Mappe per amanti smarriti è un libro che spazia in diversi campi del sapere e nel quale anche i sensi vengono messi in gioco. Celebra con perizia di studioso la flora e la fauna, non solo britannici e pachistani, nominando infinite specie di piante, alberi, fiori e insetti. Farfalle di tutte le specie colorano le pagine del libro e fiori di ogni tipo profumano le vicende dei personaggi. Bellissimo è il modo in cui viene definito il jazz, che Kiran e suo padre fanno conoscere agli altri immigrati, con l'ascolto di "musicisti che sembravano conoscere l'arte di mescolare nelle note tutto ciò che la vita contiene, la verità vera, l'innegabile ultima parola, il nucleo più recondito di tutto ciò che in un cuore è insostenibilmente doloroso e tutto ciò che è gioioso, tutto ciò che è amato e tutto ciò che è degno d'amore ma ne viene privato, ingannato e sbugiardato, gli inconcepibili abissi dell'anima dove nessun altro può reggere allo struggimento e che pochi hanno il coraggio di scandagliare, le pene e la rabbia incontestabile". Anche il palato viene sollecitato in continuazione dalle descrizioni dettagliate di cibi, spezie e ricette. Infine, la sensualità, pur costretta nei rigidi e peccaminosi precetti islamici, punita con delitti d'onore e combattuta con esorcismi disumani, esplode continuamente come un'energia incontenibile ed incontrollabile nelle attrazioni represse, nei fugaci incontri di amanti segreti, nell'amore adulterino di Shamas.

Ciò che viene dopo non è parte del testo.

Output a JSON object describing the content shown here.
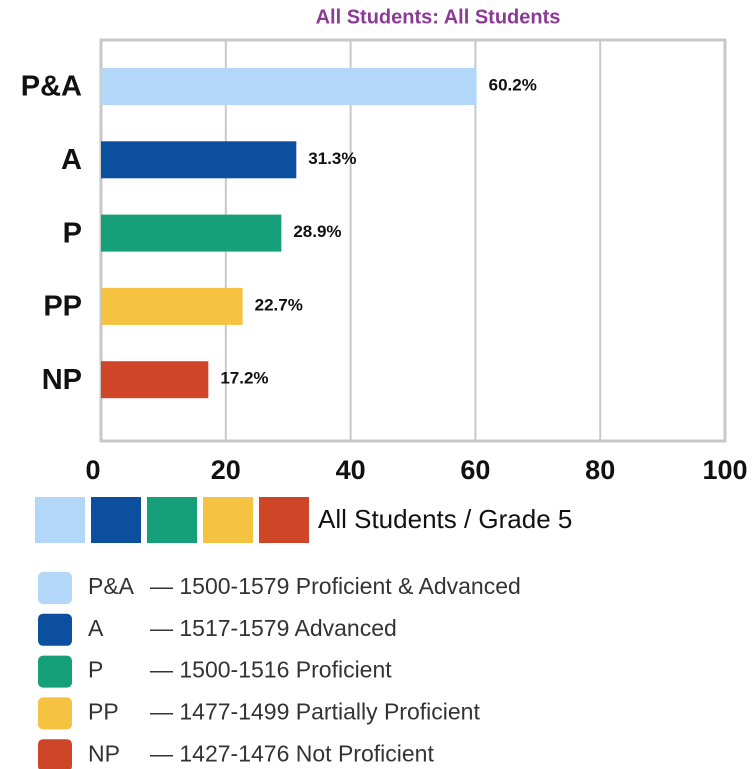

In conclusione, pur analizzando la comunità indo-pakistana ed il profondo conflitto che si genera quando i suoi valori culturali e le sue convenzioni sociali si scontrano con la società inglese che li ospita, ma non li accoglie, Mappe per amanti smarriti non è solo un quadro che dipinge la difficile vita degli immigrati islamici in un paese occidentale. E' un romanzo complesso che riesce a comprendere in sé infinite contraddizioni: ingiustizia, crudeltà ed ignoranza, ma anche bellezza, poesia e natura, trasformandosi in un luogo magico e allo stesso tempo reale, come la vita, dove tutto il dolore sarebbe in ogni momento riscattabile dall'amore, se solo l'umanità ci credesse come Aslam, che costella il suo racconto di indizi per consentire a noi amanti smarriti di ritrovarci.